CXOs can integrate intelligent documents into the customer relationship management (CRM), enterprise resource planning (ERP), electronic patient records (EPR), and patient administration systems (PAS). This will lower the burden on administration teams or improve the data culture of sales, marketing, administration, and product teams. When teams know that the data is up to date and reliable, they use the data, and a data culture permeates. In addition, intelligent document technology is at work 24 hours a day, seven days a week. Clinical or emergency services teams don't have to wait for administrators to arrive for work on a Monday; they know the data they collected is already embedded into the systems and available to peers elsewhere in the organization.

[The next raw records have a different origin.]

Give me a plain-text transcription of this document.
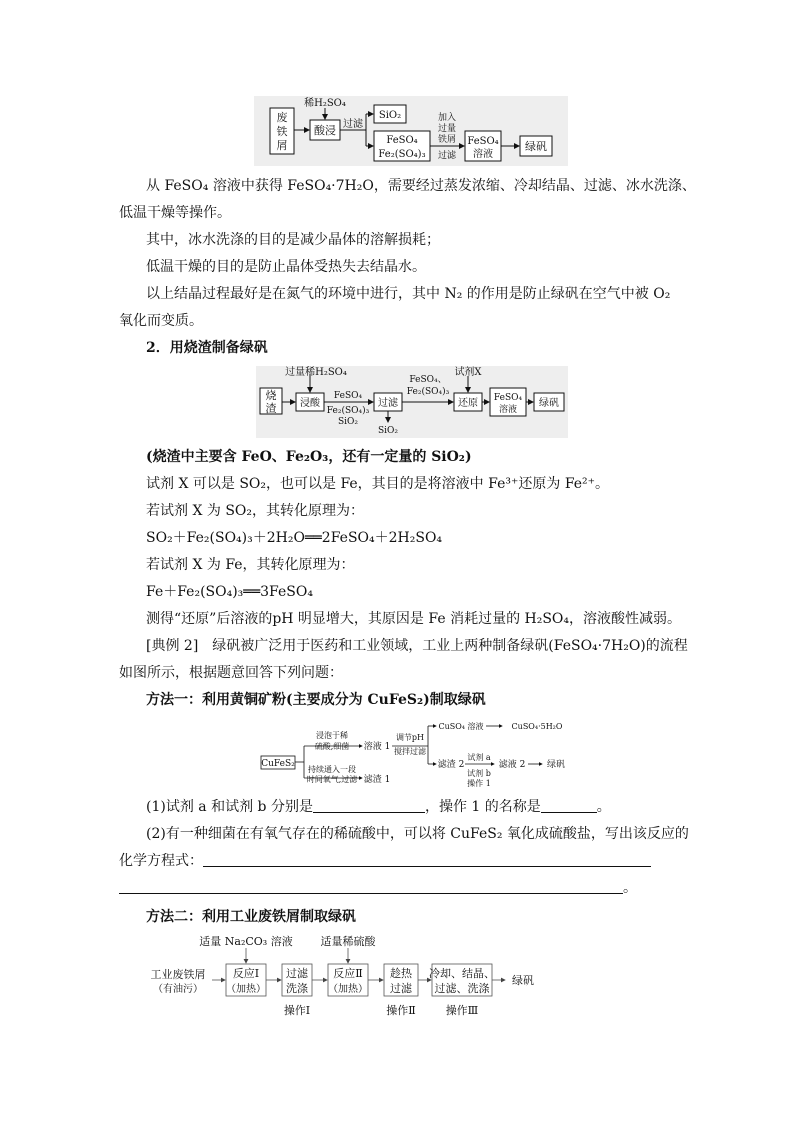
废
铁
屑
稀H₂SO₄
酸浸 过滤
SiO₂
FeSO₄
Fe₂(SO₄)₃
加入
过量
铁屑
过滤
FeSO₄
溶液
绿矾
从 FeSO₄ 溶液中获得 FeSO₄·7H₂O，需要经过蒸发浓缩、冷却结晶、过滤、冰水洗涤、
低温干燥等操作。
其中，冰水洗涤的目的是减少晶体的溶解损耗；
低温干燥的目的是防止晶体受热失去结晶水。
以上结晶过程最好是在氮气的环境中进行，其中 N₂ 的作用是防止绿矾在空气中被 O₂
氧化而变质。
2．用烧渣制备绿矾
烧
渣
过量稀H₂SO₄
浸酸
FeSO₄
Fe₂(SO₄)₃
SiO₂
过滤
SiO₂
FeSO₄、
Fe₂(SO₄)₃
试剂X
还原 FeSO₄
溶液
绿矾
(烧渣中主要含 FeO、Fe₂O₃，还有一定量的 SiO₂)
试剂 X 可以是 SO₂，也可以是 Fe，其目的是将溶液中 Fe³⁺还原为 Fe²⁺。
若试剂 X 为 SO₂，其转化原理为：
SO₂＋Fe₂(SO₄)₃＋2H₂O══2FeSO₄＋2H₂SO₄
若试剂 X 为 Fe，其转化原理为：
Fe＋Fe₂(SO₄)₃══3FeSO₄
测得“还原”后溶液的pH 明显增大，其原因是 Fe 消耗过量的 H₂SO₄，溶液酸性减弱。
[典例 2]　绿矾被广泛用于医药和工业领域，工业上两种制备绿矾(FeSO₄·7H₂O)的流程
如图所示，根据题意回答下列问题：
方法一：利用黄铜矿粉(主要成分为 CuFeS₂)制取绿矾
CuFeS₂
浸泡于稀
硫酸,细菌
持续通入一段
时间氧气,过滤
溶液 1
滤渣 1
调节pH
搅拌过滤
CuSO₄ 溶液	CuSO₄·5H₂O
滤渣 2
试剂 a
试剂 b
操作 1
滤液 2 绿矾
(1)试剂 a 和试剂 b 分别是	，操作 1 的名称是	。
(2)有一种细菌在有氧气存在的稀硫酸中，可以将 CuFeS₂ 氧化成硫酸盐，写出该反应的
化学方程式：
。
方法二：利用工业废铁屑制取绿矾
适量 Na₂CO₃ 溶液	适量稀硫酸
工业废铁屑
（有油污）
反应Ⅰ
（加热）
过滤
洗涤
反应Ⅱ
（加热）
趁热
过滤
冷却、结晶、
过滤、洗涤
绿矾
操作Ⅰ	操作Ⅱ	操作Ⅲ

"RPA allows us to grow. There were a lot of processes that were very repeatable and mundane," says Daryl Foster, leader of Process Improvement, Support & Automation at Skipton Building Society, a European financial services provider. Foster adds that Skipton Building Society was looking to do more business but was not in a position to increase its headcount. Automation was a way to enable its existing staff members to do more for customers. "We asked our subject matter experts in the organization if they could do much more important work," he says of how teams had become bogged down in extracting information from documents in mortgage applications. "We are very much a human touch organization, so our colleagues can focus on that," he adds of how many had joined the business to help people with finances and had, in fact, ended up document processors. Customer response times have decreased with shorter lead times for Skipton to issue mortgages, and 1,300 hours a year are saved on one single business process.
Demand for intelligent document technology is growing too. Allied Market Research found that the market is expected to be worth $7.4 billion by 2031, following a bumper year in 2021, when the market was valued at $1.1 billion. Unsurprisingly large organizations are driving this increased demand.
As intelligent document technology necessitates a move away from physical paper and towards enterprise cloud computing, CXOs would be forgiven for thinking that document technology businesses are suffering. However, Steve Bandrowczak, CEO of Xerox and a former CIO and COO with organizations such as IBM, DHL, and HP, has revealed to this title that the move to intelligent documents has been the transformation opportunity the businesses needed. "Paper may shrink or come with new business models, but those that lead in new business models will be successful," Bandrowczak says. Digitization has fundamentally changed the Xerox business as it responded to the falling demand for paper-led business practices. "It was an opportunity. Now we are thinking about the content before it gets onto paper and how do we drive digital transformation in and around content." Bandrowczak says Xerox now provides e-discovery services to law firms, a sector that has traditionally been a high paper user but is digitizing and adopting intelligent document technology.
Transformational CXOs in sectors that will always rely on documentation are embracing intelligent documents to increase automation and data quality and deliver service improvements to their customers and staff. The document is far from a Dickensian throwback to the past; it is becoming part of the automated business.